Eleanor, perhaps had we met earlier, we might have gone to walk through the museum together or to dance with the salsa dancers. We might have learned calligraphy or to tie knots. Perhaps we would have played "Old Mary Mack Mack Mack, All dressed in black, black, black." Instead, it seems we sit in our little spaces, seeing a bit of one another’s lives online. You are better gone.

Tonight I will post a line about you on my Facebook page. Most likely, I will hear from a few recent people who hardly know me, people who don’t know enough to know, well-meaning people who care but would not miss work if I died as you did Eleanor.

Eleanor, go back and do it over. You are but an imaginary being; if you live in a dream then make the dream as wild or whimsical as you desire. Do not stand at the window and look for his car or wait for a call. Get rid of all the things that will bury you. Dissolve them. Things mean nothing. And it seems people mean just a slight bit more. So perhaps you should let go of them as well. Leave your flat and move to the states; perhaps to a ranch in the southwest. Offer to walk and brush the horses for a bed and meals. Find a small child in need of a guardian in exchange for room and board. But do not stand still – do not turn into Lot’s wife; do not stand at the window, watching and waiting. Do not wait. Stop smiling politely. Stop asking questions about other people’s lives.

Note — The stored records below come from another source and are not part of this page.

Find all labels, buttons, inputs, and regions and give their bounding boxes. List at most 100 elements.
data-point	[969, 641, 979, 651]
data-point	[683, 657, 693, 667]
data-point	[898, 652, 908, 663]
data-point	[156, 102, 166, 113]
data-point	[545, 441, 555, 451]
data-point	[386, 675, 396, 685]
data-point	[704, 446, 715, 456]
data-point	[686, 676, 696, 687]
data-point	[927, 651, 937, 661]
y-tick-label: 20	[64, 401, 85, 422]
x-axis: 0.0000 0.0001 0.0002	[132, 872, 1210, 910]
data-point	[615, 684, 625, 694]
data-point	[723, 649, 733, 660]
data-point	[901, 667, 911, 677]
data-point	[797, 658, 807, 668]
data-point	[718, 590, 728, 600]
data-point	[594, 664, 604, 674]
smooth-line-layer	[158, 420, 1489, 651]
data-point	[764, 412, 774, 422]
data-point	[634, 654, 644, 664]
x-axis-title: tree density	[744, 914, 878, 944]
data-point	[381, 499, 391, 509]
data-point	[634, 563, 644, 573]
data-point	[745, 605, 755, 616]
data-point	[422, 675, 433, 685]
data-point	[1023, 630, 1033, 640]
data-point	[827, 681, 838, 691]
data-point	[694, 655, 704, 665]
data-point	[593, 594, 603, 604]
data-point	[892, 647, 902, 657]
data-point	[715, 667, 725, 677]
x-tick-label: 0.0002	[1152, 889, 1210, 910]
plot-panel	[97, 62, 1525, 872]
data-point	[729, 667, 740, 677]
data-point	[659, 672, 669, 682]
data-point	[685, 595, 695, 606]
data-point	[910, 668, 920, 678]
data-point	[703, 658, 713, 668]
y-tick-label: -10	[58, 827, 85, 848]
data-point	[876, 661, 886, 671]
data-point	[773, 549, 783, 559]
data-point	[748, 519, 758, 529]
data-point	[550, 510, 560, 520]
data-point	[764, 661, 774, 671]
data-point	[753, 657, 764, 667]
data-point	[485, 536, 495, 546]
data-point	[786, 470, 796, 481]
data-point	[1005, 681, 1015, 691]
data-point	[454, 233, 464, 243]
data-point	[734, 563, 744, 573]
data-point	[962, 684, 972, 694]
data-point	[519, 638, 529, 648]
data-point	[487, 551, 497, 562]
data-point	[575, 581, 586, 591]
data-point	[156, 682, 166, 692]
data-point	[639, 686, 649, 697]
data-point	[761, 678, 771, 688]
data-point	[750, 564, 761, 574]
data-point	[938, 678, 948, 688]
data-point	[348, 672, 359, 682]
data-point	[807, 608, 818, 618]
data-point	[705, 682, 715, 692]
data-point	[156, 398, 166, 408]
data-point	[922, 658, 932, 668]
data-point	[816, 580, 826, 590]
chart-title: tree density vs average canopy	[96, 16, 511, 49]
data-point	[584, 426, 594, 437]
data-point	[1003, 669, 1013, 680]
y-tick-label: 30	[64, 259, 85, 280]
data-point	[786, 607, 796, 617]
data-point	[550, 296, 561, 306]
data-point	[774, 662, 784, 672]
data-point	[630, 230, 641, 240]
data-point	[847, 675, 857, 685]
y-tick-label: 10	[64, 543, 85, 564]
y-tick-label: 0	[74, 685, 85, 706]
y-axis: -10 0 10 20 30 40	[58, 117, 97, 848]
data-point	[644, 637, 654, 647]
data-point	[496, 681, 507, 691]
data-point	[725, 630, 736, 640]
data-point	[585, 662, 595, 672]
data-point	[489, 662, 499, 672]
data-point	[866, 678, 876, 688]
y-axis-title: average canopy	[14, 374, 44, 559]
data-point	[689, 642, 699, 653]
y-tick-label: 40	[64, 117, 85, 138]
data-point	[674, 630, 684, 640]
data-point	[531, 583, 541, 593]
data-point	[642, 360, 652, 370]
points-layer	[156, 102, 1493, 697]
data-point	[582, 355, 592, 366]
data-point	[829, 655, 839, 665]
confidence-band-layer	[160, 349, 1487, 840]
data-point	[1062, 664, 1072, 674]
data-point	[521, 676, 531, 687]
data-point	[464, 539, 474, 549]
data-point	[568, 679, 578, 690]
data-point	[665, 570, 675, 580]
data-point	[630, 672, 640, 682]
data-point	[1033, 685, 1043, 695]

Live selfishly. Do marvelous things. Make art. Shut the door. Shut out the other voices and listen to your own. Paint everything with your favorite color. What is your favorite color, Eleanor? Plum – figgy brown – sage green – mercury silver? Paint the toaster and the door frame; move on and paint your desk, the kitchen cabinets; mark it all. Play your favorite song as many times as you like. Play it loudly; sing it to wake the dead.

Trust me, Eleanor. This is your only hope – to live as if you were the center of the universe. Otherwise you will expire as you did, at the hands of the vampires, the longing and wanting for things you cannot fulfill, cannot give enough or be enough. Turn on the lights, open the windows, and stay up all night singing and dancing. Choose you.

Don’t worry too much. No one will notice very much anyway.